Soft wetting: surface effects in highly deformable amorphous materials
Bruno Andreotti
Université Paris Diderot Paris-VII, Paris, France
andreotti@pmmh.espci.fr
As largely demonstrated in the last two decades, elasticity plays an important role in surface physics. Phenomena such as surface reconstruction, surface segregation, surface adsorption, elastic instabilities, self assembly, and nano-structuration of crystalline solids are directly induced by surface stresses. However, it is only recently that the soft condensed matter community has discovered this field of physics and started to extend concepts to soft amorphous solids. I will review the important thermodynamic results of solid surface physics, which make the distinction between two quantities that turn out to be equal in an incompressible liquid: surface energy and surface stress. I will then show that important qualitative phenomena are not correctly described by macroscopic theories and require a treatment were nanoscopic aspects are explicitely introduced. These concepts will be illustrated by recent experimental results obtained on gels and elastomers, answering qualitative questions like: Why is the spreading of a drop much slower on an soft solid than on a rigid substrate? Does elasticity modifies the contact angle made by a drop on a soft solid? How does a drop deform a soft solid? To conclude, I will open perspectives on the functionalisation of soft solids.

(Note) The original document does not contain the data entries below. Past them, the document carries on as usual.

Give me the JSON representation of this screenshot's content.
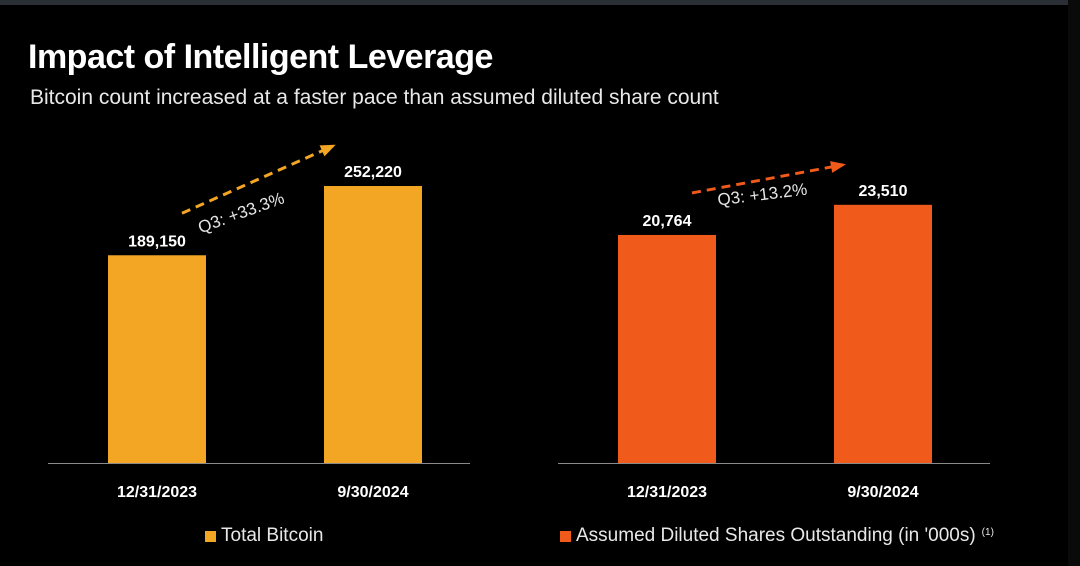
{
  "title": "Impact of Intelligent Leverage",
  "subtitle": "Bitcoin count increased at a faster pace than assumed diluted share count",
  "chart_data": [
    {
      "type": "bar",
      "categories": [
        "12/31/2023",
        "9/30/2024"
      ],
      "values": [
        189150,
        252220
      ],
      "value_labels": [
        "189,150",
        "252,220"
      ],
      "ylim": [
        0,
        285000
      ],
      "color": "#F2A623",
      "legend": "Total Bitcoin",
      "legend_note": "",
      "growth_label": "Q3: +33.3%",
      "growth_color": "#F2A623"
    },
    {
      "type": "bar",
      "categories": [
        "12/31/2023",
        "9/30/2024"
      ],
      "values": [
        20764,
        23510
      ],
      "value_labels": [
        "20,764",
        "23,510"
      ],
      "ylim": [
        0,
        28500
      ],
      "color": "#F05A1A",
      "legend": "Assumed Diluted Shares Outstanding (in '000s)",
      "legend_note": "(1)",
      "growth_label": "Q3: +13.2%",
      "growth_color": "#F05A1A"
    }
  ]
}
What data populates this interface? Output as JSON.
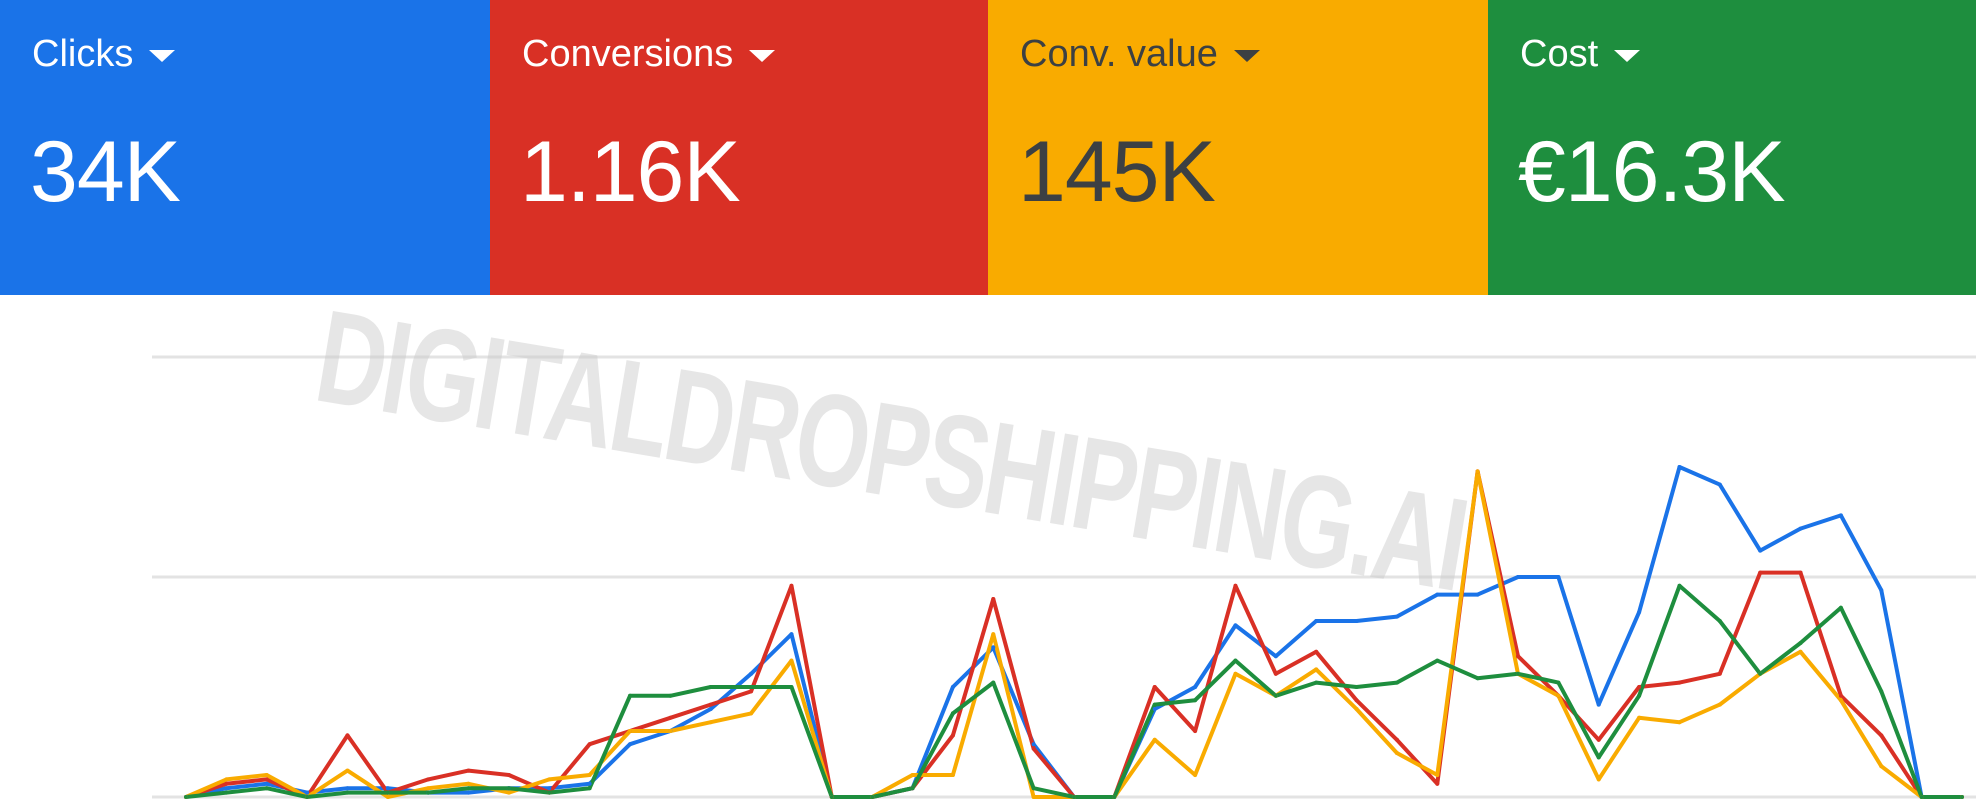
{
  "metrics": [
    {
      "label": "Clicks",
      "value": "34K",
      "bg": "#1a73e8",
      "fg": "#ffffff"
    },
    {
      "label": "Conversions",
      "value": "1.16K",
      "bg": "#d93025",
      "fg": "#ffffff"
    },
    {
      "label": "Conv. value",
      "value": "145K",
      "bg": "#f9ab00",
      "fg": "#3c4043"
    },
    {
      "label": "Cost",
      "value": "€16.3K",
      "bg": "#1e8e3e",
      "fg": "#ffffff"
    }
  ],
  "watermark": "DIGITALDROPSHIPPING.AI",
  "chart_data": {
    "type": "line",
    "grid": true,
    "x": [
      0,
      1,
      2,
      3,
      4,
      5,
      6,
      7,
      8,
      9,
      10,
      11,
      12,
      13,
      14,
      15,
      16,
      17,
      18,
      19,
      20,
      21,
      22,
      23,
      24,
      25,
      26,
      27,
      28,
      29,
      30,
      31,
      32,
      33,
      34,
      35,
      36,
      37,
      38,
      39,
      40,
      41,
      42,
      43,
      44
    ],
    "series": [
      {
        "color": "#1a73e8",
        "values": [
          0,
          2,
          3,
          1,
          2,
          2,
          1,
          1,
          2,
          2,
          3,
          12,
          15,
          20,
          28,
          37,
          0,
          0,
          2,
          25,
          34,
          12,
          0,
          0,
          20,
          25,
          39,
          32,
          40,
          40,
          41,
          46,
          46,
          50,
          50,
          21,
          42,
          75,
          71,
          56,
          61,
          64,
          47,
          0,
          0
        ]
      },
      {
        "color": "#d93025",
        "values": [
          0,
          3,
          4,
          0,
          14,
          1,
          4,
          6,
          5,
          1,
          12,
          15,
          18,
          21,
          24,
          48,
          0,
          0,
          2,
          14,
          45,
          11,
          0,
          0,
          25,
          15,
          48,
          28,
          33,
          22,
          13,
          3,
          74,
          32,
          23,
          13,
          25,
          26,
          28,
          51,
          51,
          23,
          14,
          0,
          0
        ]
      },
      {
        "color": "#f9ab00",
        "values": [
          0,
          4,
          5,
          0,
          6,
          0,
          2,
          3,
          1,
          4,
          5,
          15,
          15,
          17,
          19,
          31,
          0,
          0,
          5,
          5,
          37,
          0,
          0,
          0,
          13,
          5,
          28,
          23,
          29,
          20,
          10,
          5,
          74,
          28,
          23,
          4,
          18,
          17,
          21,
          28,
          33,
          22,
          7,
          0,
          0
        ]
      },
      {
        "color": "#1e8e3e",
        "values": [
          0,
          1,
          2,
          0,
          1,
          1,
          1,
          2,
          2,
          1,
          2,
          23,
          23,
          25,
          25,
          25,
          0,
          0,
          2,
          19,
          26,
          2,
          0,
          0,
          21,
          22,
          31,
          23,
          26,
          25,
          26,
          31,
          27,
          28,
          26,
          9,
          23,
          48,
          40,
          28,
          35,
          43,
          24,
          0,
          0
        ]
      }
    ]
  }
}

Thin-Film Alchemy: Creating Astonishing Properties in Oxide Nanosandwiches
Darrell G. Schlom
Department of Materials Science and Engineering and
Kavli Institute at Cornell for Nanoscale Science
Cornell University, Ithaca,USA
schlom@cornell.edu
Thin-film synthesis has played a critical role in the development of conventional semiconductor devices, as well as in shaping the current landscape of fundamental science and technology at the nanoscale. Techniques like molecular-beam epitaxy, which is famous for its ability to customize the layering of semiconductors with atomic-layer precision, can also be applied to the growth of thin films of multicomponent oxide materials. With their wider assortment of functional properties, creating oxide nanosandwiches and applying thin film tricks to enhance their properties has tremendous potential. Using epitaxy and the misfit strain imposed by an underlying substrate, it is possible to strain oxide thin films to percent levels—far beyond where they would crack or plastically deform in bulk. Under such strains, the properties of oxides can be dramatically altered. For example, materials that are not ferroelectric or ferromagnetic in their unstrained state can be transmuted into ferroelectrics, ferromagnets, or materials that are both at the same time. Results of fundamental scientific importance as well as revealing the tremendous potential of utilizing multicomponent oxide thin films to create devices with enhanced performance will be shown.
Photonic Topological Insulators
Mordechai (Moti) Segev
Technion, Israel Institute of Technology, Haifa, Israel
msegev@techunix.technion.ac.il
Photonic systems are naturally an excellent avenue to study fundamental concepts of waves' interactions, and many times lead to new discoveries. In this context, the recent breakthroughs on photonic topological insulators will be discussed, with an emphasis on fundamental aspects that are universal to many waves systems in nature.